The autoresearch family tree, catalogued
A curated index of 40+ projects that took Andrej Karpathy's autoresearch loop and ran with it — in every direction at once.

What it does
This is an awesome-list that tracks the explosion of projects inspired by Karpathy’s autoresearch — the idea of an LLM running a tight loop of propose, execute, evaluate, repeat. It sorts descendants into categories: general-purpose forks, research agents, platform ports, domain-specific adaptations, and benchmarks. Each entry gets a one-line description and a star badge.
The interesting bit
The list reveals how fast a single demo can fracture into an ecosystem. Within months there are Claude Code skills, Codex-native ports, Gemini CLI adaptations, swarm-intelligence variants, and even ICLR papers (ADAS, GEPA, SICA) that formalize the meta-learning angle. Someone made a pi extension. Someone else made it run overnight with --yolo --prompt.
Key highlights
- General-purpose forks include recursive self-improvement frameworks, dashboard-first runtimes (Thoth), and cross-platform glue that auto-detects hardware config.

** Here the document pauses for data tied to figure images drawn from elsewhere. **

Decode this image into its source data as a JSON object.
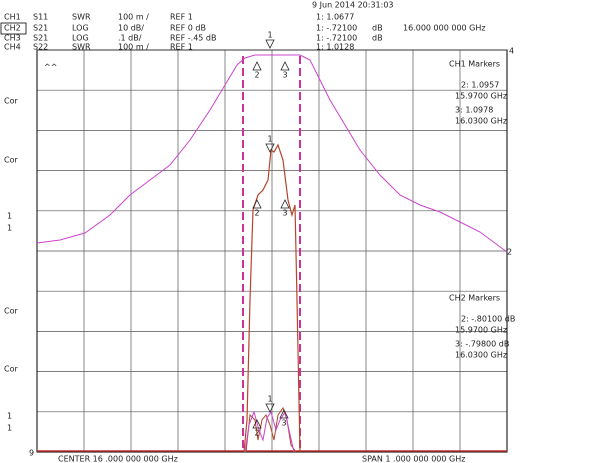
{
  "header": {
    "date": "9 Jun 2014  20:31:03",
    "rows": [
      [
        "CH1",
        "S11",
        "SWR",
        "100 m /",
        "REF 1",
        "1: 1.0677"
      ],
      [
        "CH2",
        "S21",
        "LOG",
        "10 dB/",
        "REF 0 dB",
        "1: -.72100",
        "dB",
        "16.000  000  000  GHz"
      ],
      [
        "CH3",
        "S21",
        "LOG",
        ".1 dB/",
        "REF -.45 dB",
        "1: -.72100",
        "dB"
      ],
      [
        "CH4",
        "S22",
        "SWR",
        "100 m /",
        "REF 1",
        "1: 1.0128"
      ]
    ]
  },
  "left_labels": [
    "^^",
    "Cor",
    "Cor",
    "1",
    "1",
    "Cor",
    "Cor",
    "1",
    "1",
    "9"
  ],
  "right_labels": [
    "4",
    "2"
  ],
  "markers_ch1": {
    "title": "CH1   Markers",
    "lines": [
      "2: 1.0957",
      "15.9700  GHz",
      "3: 1.0978",
      "16.0300  GHz"
    ]
  },
  "markers_ch2": {
    "title": "CH2   Markers",
    "lines": [
      "2: -.80100    dB",
      "15.9700  GHz",
      "3: -.79800    dB",
      "16.0300  GHz"
    ]
  },
  "trace_markers": [
    "1",
    "2",
    "3",
    "1",
    "2",
    "3",
    "2",
    "1",
    "3"
  ],
  "footer": {
    "center": "CENTER   16 .000   000   000   GHz",
    "span": "SPAN   1 .000   000   000   GHz"
  }
}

- Research-agent systems go end-to-end: ARK orchestrates six agents from idea to LaTeX via Telegram; AutoSci builds a structured knowledge wiki with an interactive graph.
- Academic rigor shows up too: GEPA uses genetic-Pareto prompt evolution, the Huxley-Gödel Machine targets SWE-bench, and EvoSkill distills failed trajectories into reusable skills.
- Hardware and platform ports span single-GPU swarms, headless overnight modes, and distillation into cheaper local runtimes.
- Evaluation & benchmarks and notable writeups sections round out the index, though the README truncates before showing their full contents.
Caveats
- The README is truncated in the source; full contents of later sections (domain-specific adaptations, evaluation, related resources) are not visible.
- Star counts are live badges, so the list’s own curation quality is untested — it is a directory, not a reviewed anthology.
- No explicit inclusion criteria are stated; “high-signal” is claimed but not defined.
Verdict
Worth bookmarking if you are building or comparing autoresearch tooling and want to avoid reinventing a loop that already has twenty variants. Skip it if you need a single, opinionated framework rather than a map of the territory.